Négociation avec Monaco
Les exigences de Monaco pour Akliouche ont chuté de 70 M€ à 50 M€ en six mois, permettant au PSG de finaliser l'accord personnel.
Profondeur d'effectif vs star mondiale
Le choix d'Akliouche et Diomandé traduit une volonté de renforcer la profondeur plutôt que de miser sur un transfert record.
L'essentiel
Ce qu'il faut retenir
- Le Bayern Munich bloque Olise en réclamant plus de 200 millions d'euros
- Paris investit plus de 180 M€ pour Akliouche et Diomandé
- Akliouche coûterait environ 50 M€, contre 70 M€ exigés l'été dernier
- Accord personnel signé avec Akliouche jusqu'en 2031
- Lee Kang-in vendu à l'Atlético pour un peu plus de 40 M€
Dans les bureaux du PSG, au Campus de Poissy, une phrase circule depuis deux semaines. « Il vaut mieux chercher le nouvel Olise qu’Olise ». La formule vient du staff de Luis Enrique. Elle traduit un renoncement. Michael Olise ne portera pas le maillot parisien cet été.
Le Bayern Munich bloque tout départ en réclamant plus de 200 millions d’euros. Une somme qui ferait du milieu offensif, sous contrat jusqu’en 2029 - le deuxième transfert le plus cher de l’histoire après Neymar et ses 222 millions. Paris ne suivra pas.
Akliouche et Diomandé, le plan B
Le club de la capitale a déjà activé son plan de repli. Paris est prêt à investir plus de 180 millions d’euros pour recruter deux profils différents: Maghnes Akliouche et Yan Diomandé. Le premier, ailier de Monaco, a déjà donné son accord pour un contrat de cinq ans courant jusqu’en 2031. Le transfert pourrait atteindre environ 50 millions d’euros - une somme bien inférieure aux 70 millions exigés par Monaco l’année précédente.
Le PSG a accéléré sur ces deux dossiers après avoir acté le départ de Lee Kang-in vers l’Atlético Madrid pour un peu plus de 40 millions d’euros. L’investissement cumulé sur Akliouche et Diomandé dépasse celui qui aurait été nécessaire pour Olise seul. Mais la direction parisienne y voit une meilleure répartition du risque.

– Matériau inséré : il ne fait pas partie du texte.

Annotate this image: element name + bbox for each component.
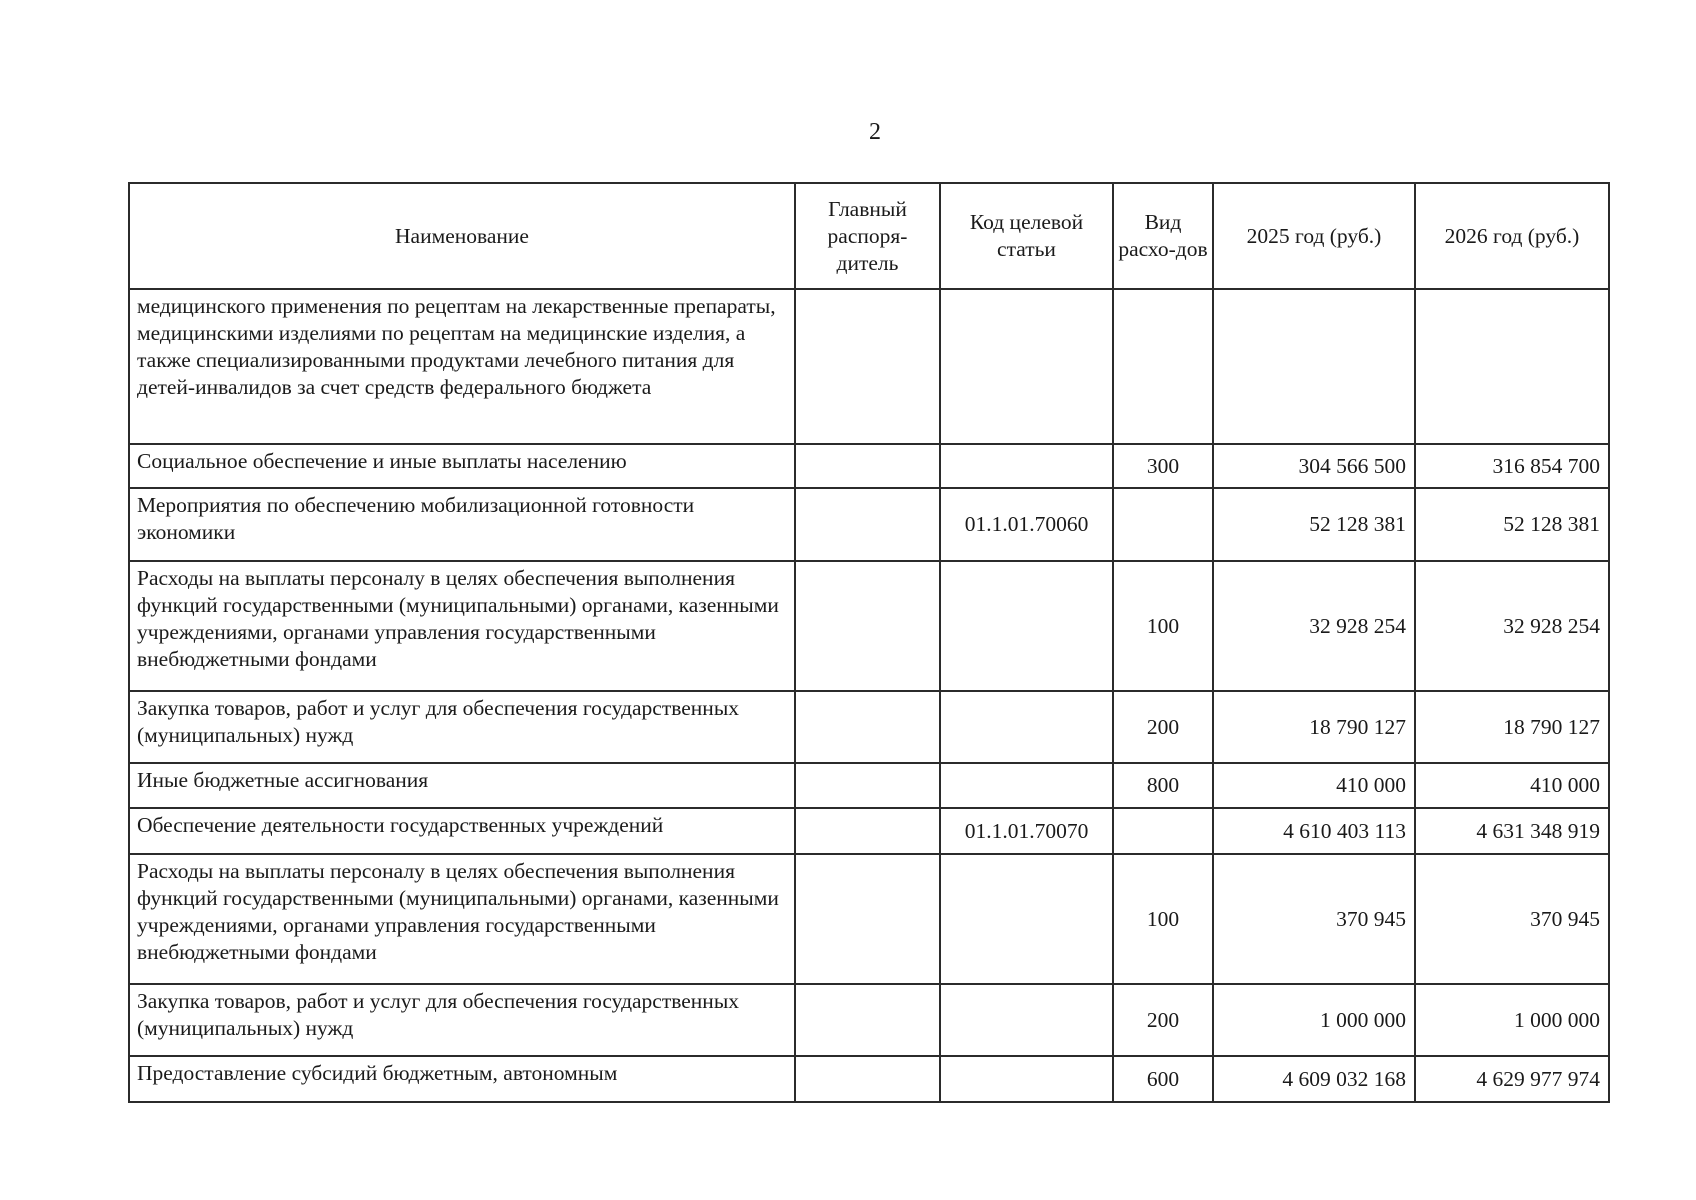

Ce que personne ne dit: le timing révèle la méthode
Paris a attendu que Monaco baisse ses exigences. L’année précédente, le club de la Principauté réclamait 70 millions pour Akliouche. Depuis, le prix a évolué vers environ 50 millions. Cette patience révèle une stratégie: ne plus surpayer, même pour un profil prioritaire. Le renoncement à Olise face à la barrière des 200 millions confirme ce cap. Le PSG ne paiera plus n’importe quel prix.
Le paradoxe est ailleurs. En refusant d’aller au-delà de 200 millions pour Olise, Paris s’engage à dépenser plus de 180 millions pour deux joueurs moins bankable sur le plan marketing. Un choix sportif qui assume de privilégier la profondeur d’effectif au coup d’éclat.
Diomandé, l’autre priorité
Yan Diomandé, le deuxième nom du plan parisien, a lui aussi donné son feu vert. L’investissement global prévu pour les deux dossiers dépasse 180 millions d’euros. Un montant qui doit permettre de compenser le départ de Lee Kang-in, vendu à l’Atlético Madrid pour un peu plus de 40 millions.
Le contrat d’Akliouche court jusqu’en 2031. Celui d’Olise au Bayern se termine en 2029. Paris mise sur la durée avec le Monégasque, sur l’impossible avec le Bavarois.
Au Campus de Poissy, la phrase du staff de Luis Enrique résonne. « Il vaut mieux chercher le nouvel Olise qu’Olise ». La formule est validée par les comptes. Le dossier Olise est clos.